Sea Forest has reported strong first-half revenue growth and accelerating commercial traction for its methane-reducing feed additive, SeaFeed, as the company builds scale following its ASX listing in November.
In 1H26, SeaFeed revenue increased 236 per cent to $796,000, reflecting progress in commercial rollout and growing customer adoption.
Cattle under agreement reached 118,000 head, ahead of the company’s breakeven target expectations, with livestock progressively inducted onto supplementation programs.
Underlying EBITDA was a loss of $2 million, compared with a $1.8 million loss in the prior corresponding period, as higher cost of sales and operating expenses supported the expansion phase. Statutory NPAT was a loss of $3.9 million.
Snapshot: 1H26
- SeaFeed revenue: $796k, +236%
- Underlying EBITDA: $(2.0)m
- Statutory NPAT: $(3.9)m
- Cattle under agreement: 118,000 head
- Cash and cash on deposit: $29.0m
Operating cash outflows improved 10 per cent to $(4.7) million, supported by increased customer receipts, while net cash outflows of $(2.8) million reflected a $19 million placement into term deposits.
Sea Forest ended the half with $29 million in cash and cash on deposit and net assets of $41 million, positioning the business to continue scaling production and distribution.

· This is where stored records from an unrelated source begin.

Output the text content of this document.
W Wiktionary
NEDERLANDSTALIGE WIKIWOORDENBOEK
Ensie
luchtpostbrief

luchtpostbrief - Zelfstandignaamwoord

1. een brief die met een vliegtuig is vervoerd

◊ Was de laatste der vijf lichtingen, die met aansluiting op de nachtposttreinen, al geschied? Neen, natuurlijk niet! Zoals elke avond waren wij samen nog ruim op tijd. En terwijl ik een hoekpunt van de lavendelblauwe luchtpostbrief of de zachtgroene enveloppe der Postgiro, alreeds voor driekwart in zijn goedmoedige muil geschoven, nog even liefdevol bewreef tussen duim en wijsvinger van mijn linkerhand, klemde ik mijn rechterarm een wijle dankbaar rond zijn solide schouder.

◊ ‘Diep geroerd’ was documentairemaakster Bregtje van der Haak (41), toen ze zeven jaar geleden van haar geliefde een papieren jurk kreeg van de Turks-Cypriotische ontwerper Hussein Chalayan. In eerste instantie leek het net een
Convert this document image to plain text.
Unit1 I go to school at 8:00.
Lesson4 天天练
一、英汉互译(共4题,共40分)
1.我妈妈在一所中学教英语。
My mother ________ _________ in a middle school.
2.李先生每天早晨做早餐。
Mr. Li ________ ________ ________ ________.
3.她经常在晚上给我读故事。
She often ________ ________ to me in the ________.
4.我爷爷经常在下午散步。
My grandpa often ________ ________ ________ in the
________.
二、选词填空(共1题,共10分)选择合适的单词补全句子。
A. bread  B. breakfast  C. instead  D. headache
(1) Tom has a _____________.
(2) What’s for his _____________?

Commercial expansion across feedlot and grazing markets
- During the half, Sea Forest signed a commercial agreement with Providore Global, contributing to the 118,000 head under contract. The company also advanced its multi-year collaboration with Woolworths Group, Teys Australia and DIT AgTech, establishing a pathway into Australia’s grazing livestock segment, which represents more than 30 million cattle.
Construction commenced on the company’s first regional mixing and distribution centre in Newcastle, aimed at improving cost efficiency and supply chain capability as volumes increase.
Internationally, Sea Forest progressed entry into South America via a partnership with Belterra in Brazil and advanced an exclusive manufacturing and distribution agreement with Oisix Ra Daichi in Japan.
CEO and co-founder Sam Elsom said the combination of revenue growth, cattle commitments, and a strengthened post-IPO balance sheet provide “financial strength to continue scaling”.
R&D pipeline broadens applications
Beyond oil dosing, Sea Forest is developing additional delivery formats including blocks, loose licks and water-based systems to support broader adoption in grazing systems.
The company is also expanding into aquaculture, with SeaFeed fishfeed trials at Deakin University confirming a 30 per cent increase in growth rates. Further research commencing in May 2026 will assess heat resistance, immune response and time-on-farm benefits.
With regulatory approvals and international trials progressing, Sea Forest enters the second half of FY26 focused on converting commercial momentum into scaled production and deeper penetration across both domestic and global livestock markets.